Il est vrai que l’on est face à deux types d’intervention totalement différents : les uns sont dans l’aide et la prévention, les autres dans une optique sécuritaire. La CEAF des Bouches-du-Rhône a fait le pari de les faire collaborer. L’enjeu est, à mon sens, très intéressant, mais cela n’a pu marcher que parce que les services policiers ont été très bienveillants à l’égard des opérateurs socio-éducatifs et que, selon ces derniers, le pilotage mis en place a été de bonne qualité et qu’ils ont pu y trouver leur place. On peut comprendre que les travailleurs sociaux aient une réserve à travailler avec des policiers, dont ils ne partagent pas la même philosophie d’action. Néanmoins, l’expérience montre que l’on peut créer des alliances à condition que l’on se mette bien d’accord, dès le départ, sur qui fait quoi et sur ce que la police fait des informations transmises par les éducateurs. En même temps, ces derniers n’ignoraient pas être dans une problématique de radicalisation pouvant conduire à des actes terroristes.

Dans une autre étude sur la prévention spécialisée et la radicalisation, vous notez que certains éducateurs sont plus inquiets que d’autres…

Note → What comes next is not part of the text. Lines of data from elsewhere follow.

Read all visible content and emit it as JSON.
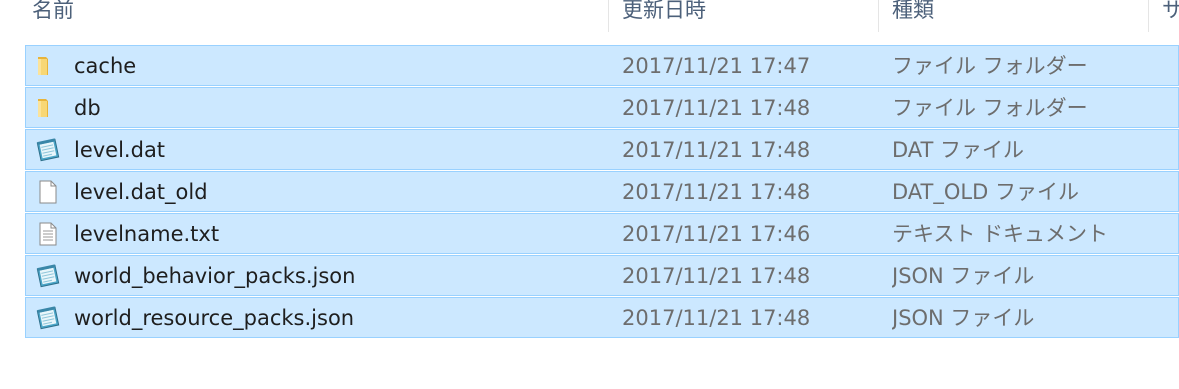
{
  "columns": {
    "name": "名前",
    "date": "更新日時",
    "type": "種類",
    "size": "サ"
  },
  "files": [
    {
      "name": "cache",
      "date": "2017/11/21 17:47",
      "type": "ファイル フォルダー",
      "icon": "folder-icon"
    },
    {
      "name": "db",
      "date": "2017/11/21 17:48",
      "type": "ファイル フォルダー",
      "icon": "folder-icon"
    },
    {
      "name": "level.dat",
      "date": "2017/11/21 17:48",
      "type": "DAT ファイル",
      "icon": "notepad-file-icon"
    },
    {
      "name": "level.dat_old",
      "date": "2017/11/21 17:48",
      "type": "DAT_OLD ファイル",
      "icon": "blank-file-icon"
    },
    {
      "name": "levelname.txt",
      "date": "2017/11/21 17:46",
      "type": "テキスト ドキュメント",
      "icon": "text-file-icon"
    },
    {
      "name": "world_behavior_packs.json",
      "date": "2017/11/21 17:48",
      "type": "JSON ファイル",
      "icon": "notepad-file-icon"
    },
    {
      "name": "world_resource_packs.json",
      "date": "2017/11/21 17:48",
      "type": "JSON ファイル",
      "icon": "notepad-file-icon"
    }
  ],
  "colors": {
    "selection_bg": "#cce8ff",
    "selection_border": "#99d1ff",
    "header_text": "#4c607a",
    "secondary_text": "#6d6d6d"
  }
}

D’une manière générale, la majorité des éducateurs spécialisés sont très prudents à l’égard du terme « radicalisation ». Cette vigilance se retrouve dans le travail social, avec des termes comme « délinquance », « violence »… A juste titre, car le vocabulaire existant peut masquer la chose plutôt que l’expliciter. Plus spécifiquement, tous les acteurs du secteur observent une montée des communautés, une prégnance de l’islam et de ses référents. Tous constatent également que plus de jeunes filles et de femmes portent le voile, qu’il y a plus de lieux à caractère musulman que par le passé, plus d’acteurs religieux qu’avant… La difficulté est de savoir s’il faut s’en inquiéter. Tous les professionnels n’ont pas la même lecture. Certains n’y voient rien d’anormal : l’islam serait devenu plus visible dans la mesure où certains territoires regroupent presque exclusivement des habitants issus de pays dans lesquels c’est la religion dominante. Pour d’autres, ce resserrement autour du fait religieux est un symptôme potentiellement menaçant.

Cela bouscule-t-il leur métier ?

Les professionnels les plus inquiets ressentent une sorte de concurrence du religieux. Certains jeunes qu’ils avaient l’habitude de suivre leur disent : « Je n’ai plus besoin de toi. » Ils ont trouvé ailleurs des étayages à caractère religieux qui les satisfont davantage. Cela pose la question de la finalité de l’action socio-éducative. Les travailleurs sociaux n’ont aucun paradis céleste ou terrestre à promettre. Et ils savent pertinemment que cela va être très dur pour certains jeunes. Il y avait 30 stages pour 10 jeunes dans les années 1970 ; aujourd’hui, c’est pour 100 jeunes. De même, beaucoup d’éducateurs déclarent ne pas pouvoir rivaliser avec les acteurs religieux qui interpellent le jeune sur le plan des affects. On n’entend pas un éducateur dire « mon frère ». Entre attachement et distance, la nature du lien tissé avec la personne accompagnée relève d’un vieux débat dans le travail social. C’est sans doute l’occasion de le réinterroger.

Repères

Véronique Le Goaziou est sociologue et chercheuse associée au Laboratoire méditerranéen LAMES-CNRS. Elle vient de publier deux rapports d’étude pour l’ADDAP 13 : « L’éducatif au prisme de la radicalisation » et « La prévention spécialisée à l’épreuve de la radicalisation et du fait religieux ».

Notes

(1) Association départementale pour le développement des actions de prévention des Bouches-du-Rhône.